The Netscaler (now Citrix) load balancer has pretty clear conceptual, logical, and work flow. That is, well, to a system/network engineer like me anyway. To touch it off visually by a GUI, all this is neatly grouped under the 'load balancing' leaf node and the 'content switching' leaf node on the left pane of the Applet or Web Start GUI.
- define servers. A server is created by a pair of server name and its physical IP address: node8/192.168.88.8 node9/192.168.88.9 ... node100/192.168.88.100.
- define services. A service is created by binding the server IP address with a service port (port number and protocol, e.g. TCP/80, UDP/53, UDP/123).
- Take web service for example, a service named "prod_web_node1" can be created by binding TCP/80 with node1's IP address.
- Custom and default health monitored can be applied to the service.
- Multiple monitors can be applied a service with different weight and such.
- Web service is the most popular for an application switch or a load balancer. In fact, it is the only protocol rendered capable of content-switching by the Citrix Netscaler series.
- create a load-balancing "virtual server" (From CLI, it is 'add lb vserver'.) to front a group of services to be load-balanced.
- weight can be applied to each LB member service.
- load balancing algorithm can be chosen (many variations of round-robin, least connection, LTRM, etc.)
- advanced setting can be adjusted here, such as timeout values for an idle server or an idle client.
Any 'lb
vserver' can be utilized in two different ways:
- As a public service by itself. It can be exposed to clients as a service by assigning a virtual IP:Port. In other words, the load balanced service group becomes a service usable by the clients (directly). If load balancing is all you need, your work is done here.

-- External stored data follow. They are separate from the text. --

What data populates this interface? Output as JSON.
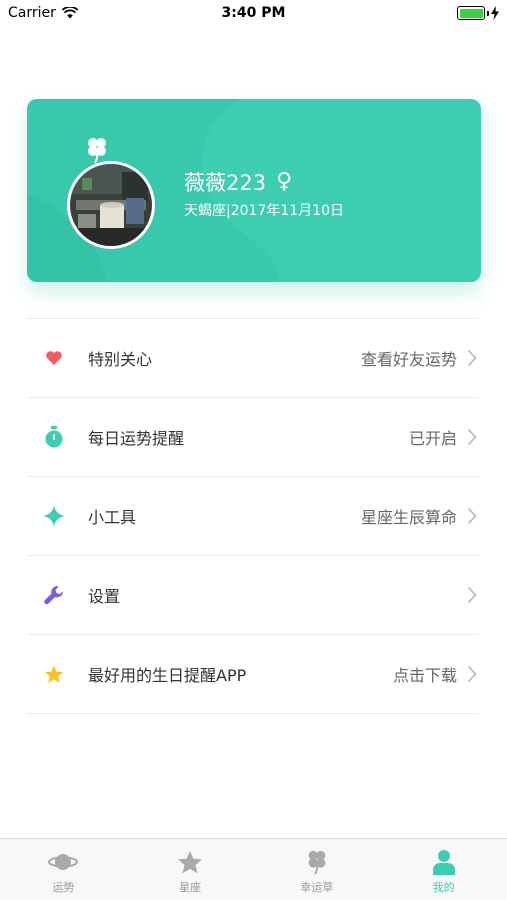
{
  "status_bar": {
    "carrier": "Carrier",
    "time": "3:40 PM"
  },
  "profile": {
    "username": "薇薇223",
    "gender_symbol": "♀",
    "birth_info": "天蝎座|2017年11月10日"
  },
  "menu": [
    {
      "label": "特别关心",
      "value": "查看好友运势",
      "icon": "heart-icon",
      "color": "#f25e5e"
    },
    {
      "label": "每日运势提醒",
      "value": "已开启",
      "icon": "stopwatch-icon",
      "color": "#3dcdb0"
    },
    {
      "label": "小工具",
      "value": "星座生辰算命",
      "icon": "sparkle-icon",
      "color": "#3dcdb0"
    },
    {
      "label": "设置",
      "value": "",
      "icon": "wrench-icon",
      "color": "#7a5ce0"
    },
    {
      "label": "最好用的生日提醒APP",
      "value": "点击下载",
      "icon": "star-icon",
      "color": "#f7c325"
    }
  ],
  "tabs": [
    {
      "label": "运势",
      "icon": "planet-icon",
      "active": false
    },
    {
      "label": "星座",
      "icon": "star-icon",
      "active": false
    },
    {
      "label": "幸运草",
      "icon": "clover-icon",
      "active": false
    },
    {
      "label": "我的",
      "icon": "person-icon",
      "active": true
    }
  ],
  "colors": {
    "accent": "#3dcdb0",
    "inactive": "#a9a9a9"
  }
}
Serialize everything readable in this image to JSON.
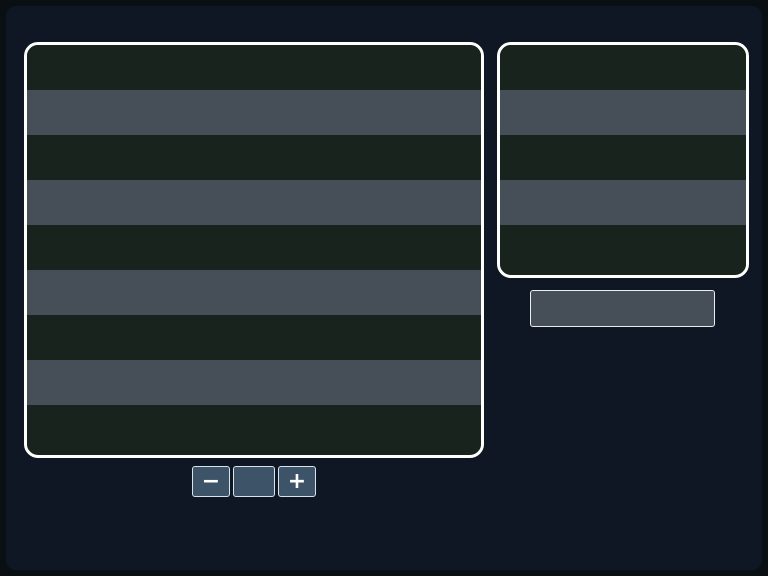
{
  "colors": {
    "background": "#0e1723",
    "board_border": "#ffffff",
    "row_dark": "#19231e",
    "row_light": "#464f57",
    "control_fill": "#3d5368"
  },
  "main_board": {
    "row_pattern": [
      "dark",
      "light",
      "dark",
      "light",
      "dark",
      "light",
      "dark",
      "light",
      "dark"
    ]
  },
  "preview_board": {
    "row_pattern": [
      "dark",
      "light",
      "dark",
      "light",
      "dark"
    ]
  },
  "status_bar": {
    "text": ""
  },
  "stepper": {
    "decrement_icon": "minus-icon",
    "increment_icon": "plus-icon",
    "decrement_glyph": "−",
    "increment_glyph": "+",
    "value": ""
  }
}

- As a private service to a Content Switching (CS) virtual server (vserver). No IP:port is assigned to it. In other words, the load balanced service group won't be a service usable by the clients (directly). It can only be accessed/referenced by its name, as an internal object, from within the Netscaler running context (aka, by the the content switching engine we'll discuss in Part II of this post) in the latter case. That's right, it is more like a call-by-reference.